At around 11 p.m., after a teeth-shattering four-wheel-drive crawl that locals passionately warned us to avoid, we entered the Planinarski dom (mountain hut) Hahlić. We sat with Romina Vidrih, who, with two other families, runs the hut for a mountain association that boasts 200 members. The renovated, meticulously clean hut sleeps 40 and sits in the middle of 10 peaks—all a day hike away. Though Vidrih was a seasoned hiker and had bagged many of the summits I was planning over the next two months, she had not heard of the Via Dinarica.

The next morning, we took one of the day hikes to the nearby Obruč peak before setting off west to Risnjak, the northernmost of Croatia’s eight national parks. Designated a national park in 1953, Risnjak covers more than 24 square miles and forms a synapse between the coast and the continent. As we stared across the unmolested, undulating forested terrain, it became obvious how important protecting sensitive chunks of real estate can be, even—perhaps especially—in a small country about the size of West Virginia. The park provides habitat for more than 1,000 different plants, as well as wolves, bears, and lynx.

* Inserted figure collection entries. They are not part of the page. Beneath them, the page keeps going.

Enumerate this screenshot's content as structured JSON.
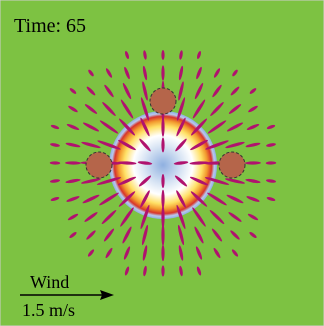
{
  "time_label": "Time: 65",
  "wind": {
    "label": "Wind",
    "speed": "1.5 m/s"
  }
}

It’s a nine-hour hike from the Hahlić through the Platak ski center, across Snježnik—a peak inside the park’s western edge—to the Schlosser mountain hut, which sits just below the Risnjak’s highest point, the 1,528-meter (5,013 feet) Veliki Risnjak. While dining on bowls of polenta-and-beef goulash, we spoke with the proprietor Gari Devčić, who was, he proudly announced, named after Gary Cooper. Every day, Gari treks in daily supplies for the hut, recognized in 2013 as Croatia’s best.

“The Via Dinarica is a fantastic idea. We will build a new Yugoslavia,” Gari said and laughed. “It will be great for mountaineering all over the region. We need many more people to come walk around the mountains for us to stay open.”

We woke at five the next morning to summit Veliki Risnjak. From the peak, we—two Bosnians, a Croatian, a Dutchman, and an American—could see the sun rising over Western Europe. Behind us, the light inched across the park and began to illuminate the coast. “It is easy to feel small, isn’t it?” Thierry asked rhetorically as he turned around to watch the Istrian Peninsula and Croatia’s northernmost islands, Cres and Krk, take shape in the dawn mist. Behind them, our next stage: a hike from Croatia’s Velebit Mountains to Paklenica National Park, famous for its climbing above the Adriatic Sea. “Past those waves, the mountains are waiting for us. We have a long way to go to get to Albania.”